An inventorship dispute arose between the two inventors who began the work that led to the ’231 patent at the University of Pittsburgh, and a visiting scientist who worked at Pittsburgh and then returned to UCLA and worked with another scientist to further characterize the cells. Although Pittsburgh listed both their inventors and the two UCLA inventors on a provisional, a PCT and the application that issued as the ’231 patent, Pittsburgh tried to remove the two UCLA inventors from the ’231 patent shortly after it issued. Not surprisingly, the UCLA inventors resisted being removed. (Decision is App. No. 2008-1468, July 23, 2009, a link is provided at the bottom of this post.)

The Federal Circuit found sufficient evidence to hold that the two Pittsburgh inventors had conceived of the claimed invention prior to the involvement of the UCLA researchers. The fact that the UCLA researchers confirmed certain properties of the cells was not a contribution sufficient to make them co-inventors, and ultimately, the court held that, while the Pittsburgh inventors were not certain that the stem cells would behave as expected, nonetheless they had the “firm and definite idea that these properties existed in [the cells].” At this point, work by others that confirms your educated guess is simply part of reduction to practice.

As interesting as is the resolution of the inventorship dispute, the resolution of the claim construction issue occupies almost four pages of the decision, and helps expand the notion of “patent profanity” that I discussed in the earlier post about the Sandoz decision.

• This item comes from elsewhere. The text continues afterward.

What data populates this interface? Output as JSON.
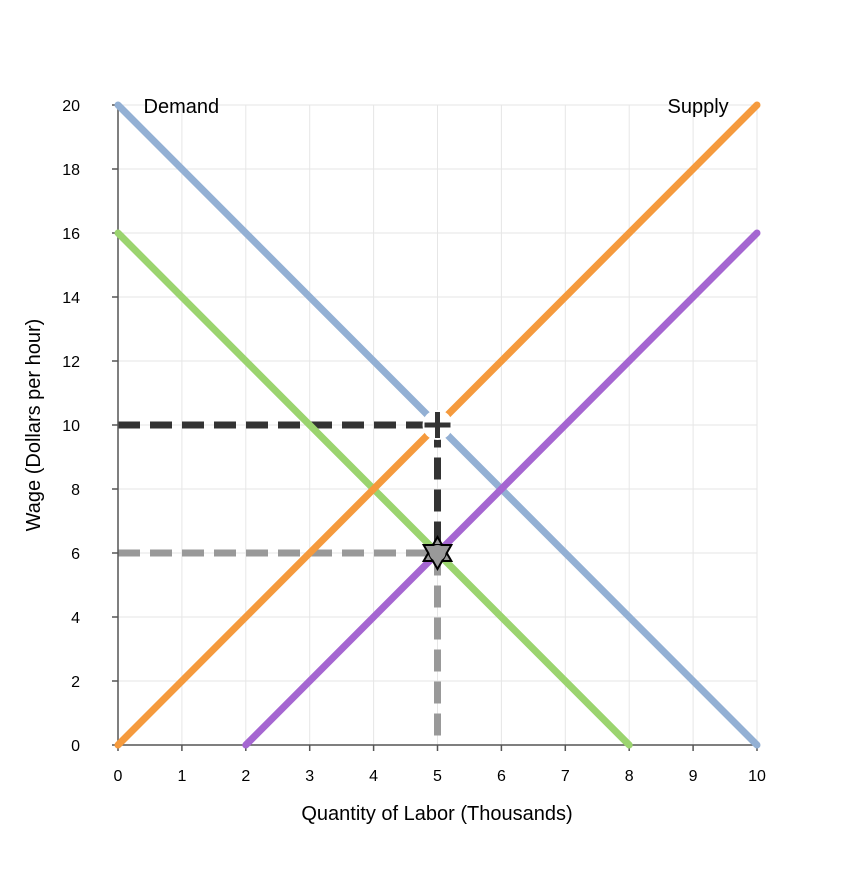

Here, the UCLA scientists urged a more limited definition of “adipose-derived stem cell” that they believed would encompass their contributions: “a species of stem cell distinct from the mesenchymal stem cell (MSC) that is obtainable from bone marrow tissue.”

The Federal Circuit affirmed that the plain meaning of the claim term was simply “derived from fat tissue.” The court then examined the specification and prosecution history to determine if there were any contradictory definitions in the specification or a “unmistakable disavowal” of the plain meaning by applicants during prosecution. The court found that the proposed narrower definition would require that the cells be a “separate species” than MSCs and that the specification did not assert that this was the case (even though the fat-derived stem cells have different isolation requirements).

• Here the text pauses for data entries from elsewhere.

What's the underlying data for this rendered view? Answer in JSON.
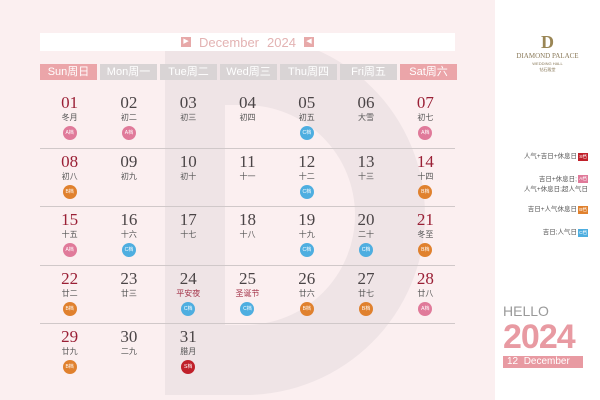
{
  "header": {
    "month": "December",
    "year": "2024",
    "prev_icon": "triangle-right-icon",
    "next_icon": "triangle-left-icon"
  },
  "weekdays": [
    "Sun周日",
    "Mon周一",
    "Tue周二",
    "Wed周三",
    "Thu周四",
    "Fri周五",
    "Sat周六"
  ],
  "weeks": [
    [
      {
        "day": "01",
        "lunar": "冬月",
        "badge": "A档"
      },
      {
        "day": "02",
        "lunar": "初二",
        "badge": "A档"
      },
      {
        "day": "03",
        "lunar": "初三"
      },
      {
        "day": "04",
        "lunar": "初四"
      },
      {
        "day": "05",
        "lunar": "初五",
        "badge": "C档"
      },
      {
        "day": "06",
        "lunar": "大雪"
      },
      {
        "day": "07",
        "lunar": "初七",
        "badge": "A档"
      }
    ],
    [
      {
        "day": "08",
        "lunar": "初八",
        "badge": "B档"
      },
      {
        "day": "09",
        "lunar": "初九"
      },
      {
        "day": "10",
        "lunar": "初十"
      },
      {
        "day": "11",
        "lunar": "十一"
      },
      {
        "day": "12",
        "lunar": "十二",
        "badge": "C档"
      },
      {
        "day": "13",
        "lunar": "十三"
      },
      {
        "day": "14",
        "lunar": "十四",
        "badge": "B档"
      }
    ],
    [
      {
        "day": "15",
        "lunar": "十五",
        "badge": "A档"
      },
      {
        "day": "16",
        "lunar": "十六",
        "badge": "C档"
      },
      {
        "day": "17",
        "lunar": "十七"
      },
      {
        "day": "18",
        "lunar": "十八"
      },
      {
        "day": "19",
        "lunar": "十九",
        "badge": "C档"
      },
      {
        "day": "20",
        "lunar": "二十",
        "badge": "C档"
      },
      {
        "day": "21",
        "lunar": "冬至",
        "badge": "B档"
      }
    ],
    [
      {
        "day": "22",
        "lunar": "廿二",
        "badge": "B档"
      },
      {
        "day": "23",
        "lunar": "廿三"
      },
      {
        "day": "24",
        "lunar": "平安夜",
        "badge": "C档",
        "fest": true
      },
      {
        "day": "25",
        "lunar": "圣诞节",
        "badge": "C档",
        "fest": true
      },
      {
        "day": "26",
        "lunar": "廿六",
        "badge": "B档"
      },
      {
        "day": "27",
        "lunar": "廿七",
        "badge": "B档"
      },
      {
        "day": "28",
        "lunar": "廿八",
        "badge": "A档"
      }
    ],
    [
      {
        "day": "29",
        "lunar": "廿九",
        "badge": "B档"
      },
      {
        "day": "30",
        "lunar": "二九"
      },
      {
        "day": "31",
        "lunar": "腊月",
        "badge": "S档"
      },
      null,
      null,
      null,
      null
    ]
  ],
  "badge_colors": {
    "S档": "#c0202a",
    "A档": "#e07a9a",
    "B档": "#e0812e",
    "C档": "#4eaee0"
  },
  "brand": {
    "mark": "D",
    "name": "DIAMOND PALACE",
    "sub": "WEDDING HALL",
    "cn": "钻石殿堂"
  },
  "legend": [
    {
      "text": "人气+吉日+休息日",
      "badge": "S档"
    },
    {
      "text": "吉日+休息日;",
      "text2": "人气+休息日;超人气日",
      "badge": "A档"
    },
    {
      "text": "吉日+人气休息日",
      "badge": "B档"
    },
    {
      "text": "吉日;人气日",
      "badge": "C档"
    }
  ],
  "footer": {
    "hello": "HELLO",
    "year": "2024",
    "month_num": "12",
    "month": "December"
  }
}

Notably, even though the applicants submitted evidence derived from work at UCLA to establish that the cells were patentably distinct from MSCs, and the Examiner relied on this submission, the court specifically held: “This is not a disavowal.” The court found only a “weak inference from the summary [by the Examiner] that adipose-derived stem cells in this invention must be a different species from mesenchymal stem cells and a clear and unmistakable disavowal as required to limit a claim term.” The court even delved into the science to support its holding, stating that there was a theory that MSCs could travel to fat tissue and be changed by the new environment they encountered. (Are all adult stem cells the same cell?)

If there is a take-away lesson here, it is that unmistakable disavowal of otherwise undisturbed plain meaning must be really unmistakable before it will be used to narrow claim scope. Here, the patentee was saved from the effects of “patent profanity” because they apparently did not urge during prosecution that the claimed cells were a “distinct species” of stem cell, as opposed to simply having some distinct properties. A close call, but in the end, the Pittsburgh inventors were “safe” and the UCLA inventors were out at the plate.